New method cleans up textile industry's hazardous waste

Swedish doctoral candidate discovers a new way to purify the toxic effluent from dyeing garments.

Historically, the garment industry has been incredibly hazardous to the earth, spilling dangerous chemicals into rivers and agricultural land, tainting local drinking water.

However, a Swedish doctoral student, Maria Jonstrup, has discovered a new way to purify the discharged toxins, leaving only water behind. Her efforts are an attempt to clean up process of dyeing textiles once and for all.

Jonstrup, a doctoral candidate in biotechnology, defended her thesis last Thursday at Lund University in Sweden. She joined the project, headed by her supervisor, Bo Mattiasson, who was inspired after a visit to India in 2002. He toured textile factories and observed the destructive process of releasing dye effluent. The project was founded upon his return to Sweden.

“First, microorganisms break down the dyes in a reactor,” she explained. “This biological step is the most important. However, to be certain that the water is completely purified, I also use some chemicals. Small amounts of iron and hydrogen peroxide in combination with UV light break down even the most difficult structures.”

Jonstrup's discovery came from the combination of these different processes, and she has been celebrated for making the connection between the biological and chemical purification.

The next steps in making her discovery a reality in the industry will be in the hands of two Masters students. Their job will be to test her method in larger volumes of water that simulate the conditions in the textile plants more closely. They will be charged with the task of how to use normal sunlight to replace the UV light, and Jonstrup will supervise their progress. The hope is that after these tests, the method will go "live" in factories to assess its practical use.

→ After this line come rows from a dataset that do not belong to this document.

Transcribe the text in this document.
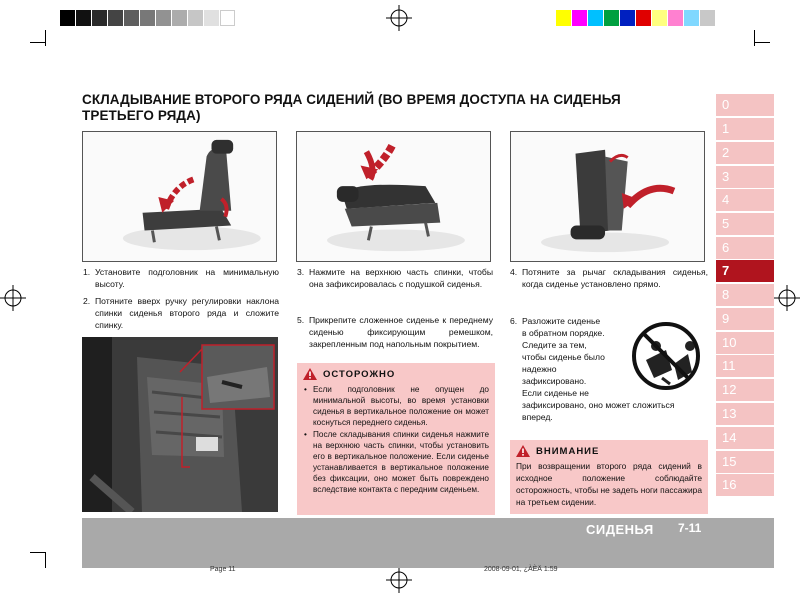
СКЛАДЫВАНИЕ ВТОРОГО РЯДА СИДЕНИЙ (ВО ВРЕМЯ ДОСТУПА НА СИДЕНЬЯ
ТРЕТЬЕГО РЯДА)
1. Установите подголовник на минимальную высоту.
2. Потяните вверх ручку регулировки наклона спинки сиденья второго ряда и сложите спинку.
3. Нажмите на верхнюю часть спинки, чтобы она зафиксировалась с подушкой сиденья.
5. Прикрепите сложенное сиденье к переднему сиденью фиксирующим ремешком, закрепленным под напольным покрытием.
ОСТОРОЖНО
• Если подголовник не опущен до минимальной высоты, во время установки сиденья в вертикальное положение он может коснуться переднего сиденья.
• После складывания спинки сиденья нажмите на верхнюю часть спинки, чтобы установить его в вертикальное положение. Если сиденье устанавливается в вертикальное положение без фиксации, оно может быть повреждено вследствие контакта с передним сиденьем.
4. Потяните за рычаг складывания сиденья, когда сиденье установлено прямо.
6. Разложите сиденье
в обратном порядке.
Следите за тем,
чтобы сиденье было
надежно
зафиксировано.
Если сиденье не
зафиксировано, оно может сложиться
вперед.
ВНИМАНИЕ
При возвращении второго ряда сидений в исходное положение соблюдайте осторожность, чтобы не задеть ноги пассажира на третьем сидении.
0
1
2
3
4
5
6
7
8
9
10
11
12
13
14
15
16
СИДЕНЬЯ 7-11
Page 11	2008-09-01, ¿ÀÈÄ 1:59
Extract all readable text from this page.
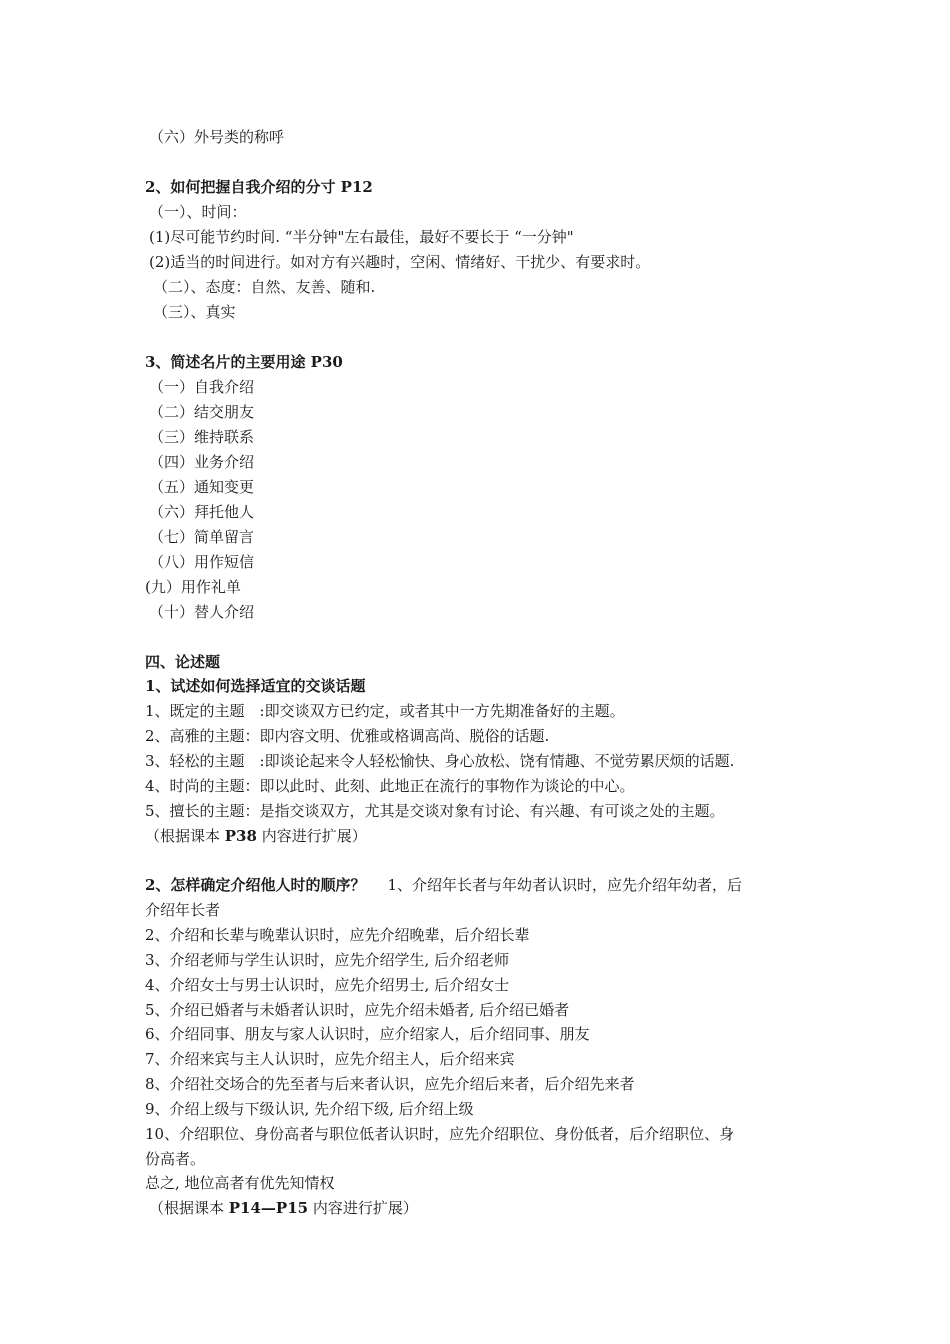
（六）外号类的称呼
2、如何把握自我介绍的分寸 P12
（一）、时间：
(1)尽可能节约时间. “半分钟"左右最佳，最好不要长于 “一分钟"
(2)适当的时间进行。如对方有兴趣时，空闲、情绪好、干扰少、有要求时。
（二）、态度：自然、友善、随和.
（三）、真实
3、简述名片的主要用途 P30
（一）自我介绍
（二）结交朋友
（三）维持联系
（四）业务介绍
（五）通知变更
（六）拜托他人
（七）简单留言
（八）用作短信
(九）用作礼单
（十）替人介绍
四、论述题
1、试述如何选择适宜的交谈话题
1、既定的主题　:即交谈双方已约定，或者其中一方先期准备好的主题。
2、高雅的主题：即内容文明、优雅或格调高尚、脱俗的话题.
3、轻松的主题　:即谈论起来令人轻松愉快、身心放松、饶有情趣、不觉劳累厌烦的话题.
4、时尚的主题：即以此时、此刻、此地正在流行的事物作为谈论的中心。
5、擅长的主题：是指交谈双方，尤其是交谈对象有讨论、有兴趣、有可谈之处的主题。
（根据课本 P38 内容进行扩展）
2、怎样确定介绍他人时的顺序？ 1、介绍年长者与年幼者认识时，应先介绍年幼者，后
介绍年长者
2、介绍和长辈与晚辈认识时，应先介绍晚辈，后介绍长辈
3、介绍老师与学生认识时，应先介绍学生, 后介绍老师
4、介绍女士与男士认识时，应先介绍男士, 后介绍女士
5、介绍已婚者与未婚者认识时，应先介绍未婚者, 后介绍已婚者
6、介绍同事、朋友与家人认识时，应介绍家人，后介绍同事、朋友
7、介绍来宾与主人认识时，应先介绍主人，后介绍来宾
8、介绍社交场合的先至者与后来者认识，应先介绍后来者，后介绍先来者
9、介绍上级与下级认识, 先介绍下级, 后介绍上级
10、介绍职位、身份高者与职位低者认识时，应先介绍职位、身份低者，后介绍职位、身
份高者。
总之, 地位高者有优先知情权
（根据课本 P14—P15 内容进行扩展）
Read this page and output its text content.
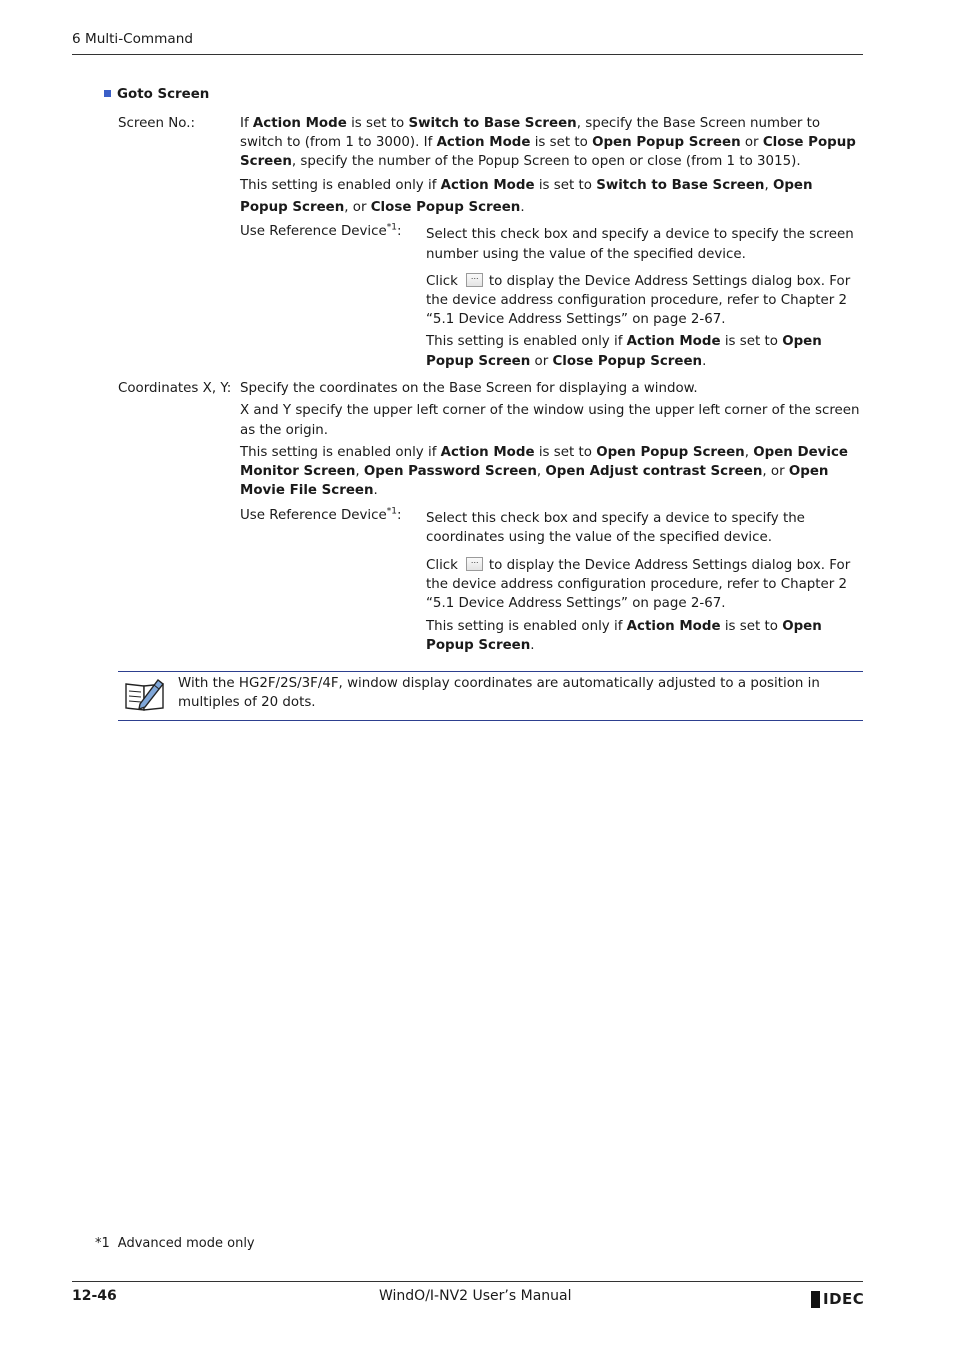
6 Multi-Command
Goto Screen
Screen No.:	If Action Mode is set to Switch to Base Screen, specify the Base Screen number to switch to (from 1 to 3000). If Action Mode is set to Open Popup Screen or Close Popup Screen, specify the number of the Popup Screen to open or close (from 1 to 3015).
This setting is enabled only if Action Mode is set to Switch to Base Screen, Open Popup Screen, or Close Popup Screen.
Use Reference Device$^{*1}$: Select this check box and specify a device to specify the screen number using the value of the specified device.
Click ... to display the Device Address Settings dialog box. For the device address configuration procedure, refer to Chapter 2 “5.1 Device Address Settings” on page 2-67.
This setting is enabled only if Action Mode is set to Open Popup Screen or Close Popup Screen.
Coordinates X, Y: Specify the coordinates on the Base Screen for displaying a window.
X and Y specify the upper left corner of the window using the upper left corner of the screen as the origin.
This setting is enabled only if Action Mode is set to Open Popup Screen, Open Device Monitor Screen, Open Password Screen, Open Adjust contrast Screen, or Open Movie File Screen.
Use Reference Device$^{*1}$: Select this check box and specify a device to specify the coordinates using the value of the specified device.
Click ... to display the Device Address Settings dialog box. For the device address configuration procedure, refer to Chapter 2 “5.1 Device Address Settings” on page 2-67.
This setting is enabled only if Action Mode is set to Open Popup Screen.
With the HG2F/2S/3F/4F, window display coordinates are automatically adjusted to a position in multiples of 20 dots.
*1 Advanced mode only
12-46	WindO/I-NV2 User’s Manual	IDEC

The ambitious project is not without obstacles. Though Jonstrup and her team, though contacts with a Swedish clothing company, have already gained access and taken samples from a plant in India, the bad reputation of the garment industry has made manufacturers wary of outsiders, making it difficult for scientists to secure access.

Another looming hurdle for the project is legislation. The law regarding dye residue only stipulates that the water be clean. As a result, water is filtered but the toxic materials are disposed of however and wherever the company sees fit, with no legal penalties.

“In the long term it should be possible for textile factories in India, China and Bangladesh to use the technique," she said. " If it works on a laboratory scale it is quite likely that it will also work in a real-life situation."